We linear classifiers on top of frozen features for various downstream datasets. Hyperparameters are tuned individually for each method and the results are reported on the hold-out test sets. Our ResNet-18 is significantly better than other state-of-the-art SSL methods. "rep." refers to the reproduction with our evaluation framework for a fair comparison.
We evaluate our model for the 1% and 10% ImageNet linear evaluation. Unlike other methods, we only train a single linear layer on top of the frozen backbone. We observe that our method is better than other state-of-the-art methods given similar computational budgets. * is compressed from ResNet-50x4
For every 10 epoch of ResNet-18, we evaluate both teacher and student models for BYOL, MoCo, and ISD methods using nearest neighbor. For all methods, the teacher performs usually better than the student in the initial epochs when the learning rate is small and then is very close to the student when learning rate shrinks. Interestingly, the teacher performs better than the student before shrinking the learning rate. Most previous works use the student as the final model which seems to be sub-ptimal. We believe this is due to ensembling effect similar to .
To study our method on unbalanced data, we design a controlled setting to introduce the unbalanced data in the SSL training only and factor out its effect in the feature evaluation step. Hence, we subsample ImageNet data with 38 random categories where 8 categories are large (use all almost 1300 images per category) and 30 categories are small (use only 100 images per category.) We train our SSL method and then evaluate by nearest neighbor (NN) classifier on the balanced validation data.

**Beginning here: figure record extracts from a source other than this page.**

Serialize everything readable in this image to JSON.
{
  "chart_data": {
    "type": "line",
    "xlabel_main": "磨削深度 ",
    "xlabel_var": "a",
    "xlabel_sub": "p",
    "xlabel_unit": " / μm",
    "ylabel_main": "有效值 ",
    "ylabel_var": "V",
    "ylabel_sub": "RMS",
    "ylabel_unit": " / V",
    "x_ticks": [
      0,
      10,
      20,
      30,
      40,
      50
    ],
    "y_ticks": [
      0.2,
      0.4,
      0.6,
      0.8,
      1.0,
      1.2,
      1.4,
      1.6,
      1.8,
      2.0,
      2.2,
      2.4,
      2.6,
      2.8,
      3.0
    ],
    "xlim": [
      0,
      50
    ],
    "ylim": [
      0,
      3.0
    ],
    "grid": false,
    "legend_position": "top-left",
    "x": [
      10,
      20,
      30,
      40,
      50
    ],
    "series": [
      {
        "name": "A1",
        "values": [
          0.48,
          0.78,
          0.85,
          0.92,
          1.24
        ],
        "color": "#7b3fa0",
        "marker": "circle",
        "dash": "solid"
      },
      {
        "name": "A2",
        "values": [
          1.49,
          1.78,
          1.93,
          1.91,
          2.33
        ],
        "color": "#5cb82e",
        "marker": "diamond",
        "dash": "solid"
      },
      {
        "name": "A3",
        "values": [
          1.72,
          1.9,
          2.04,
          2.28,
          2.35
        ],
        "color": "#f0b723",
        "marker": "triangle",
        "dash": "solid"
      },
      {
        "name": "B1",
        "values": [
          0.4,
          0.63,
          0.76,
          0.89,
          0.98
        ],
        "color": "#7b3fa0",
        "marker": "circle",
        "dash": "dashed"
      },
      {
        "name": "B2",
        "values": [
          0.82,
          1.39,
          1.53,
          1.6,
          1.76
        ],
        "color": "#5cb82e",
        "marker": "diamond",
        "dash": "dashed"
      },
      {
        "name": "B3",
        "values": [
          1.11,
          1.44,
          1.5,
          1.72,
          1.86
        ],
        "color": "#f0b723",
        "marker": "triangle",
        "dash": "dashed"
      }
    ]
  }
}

To make sure that the feature evaluation is not affected by the unbalanced data, we keep both evaluation and the training data of NN search balanced, so for NN search, we use all ImageNet training images (almost 1300 x 38 images) for those 38 categories. We repeat the sampling of 38 categories 10 times to come up with 10 datasets. ``Diff'' shows the improvement of our method over MoCo. Interestingly the improvement is bigger in the rare categories. This is aligned with out hypothesis that our method can handle unbalanced, unlabeled data better since it does not consider all negative images equally negative.
We cluster ImageNet dataset into 1000 clusters using k-means and show random samples from random clusters. Each row corresponds to a cluster. Note that semantically similar images are clustered together.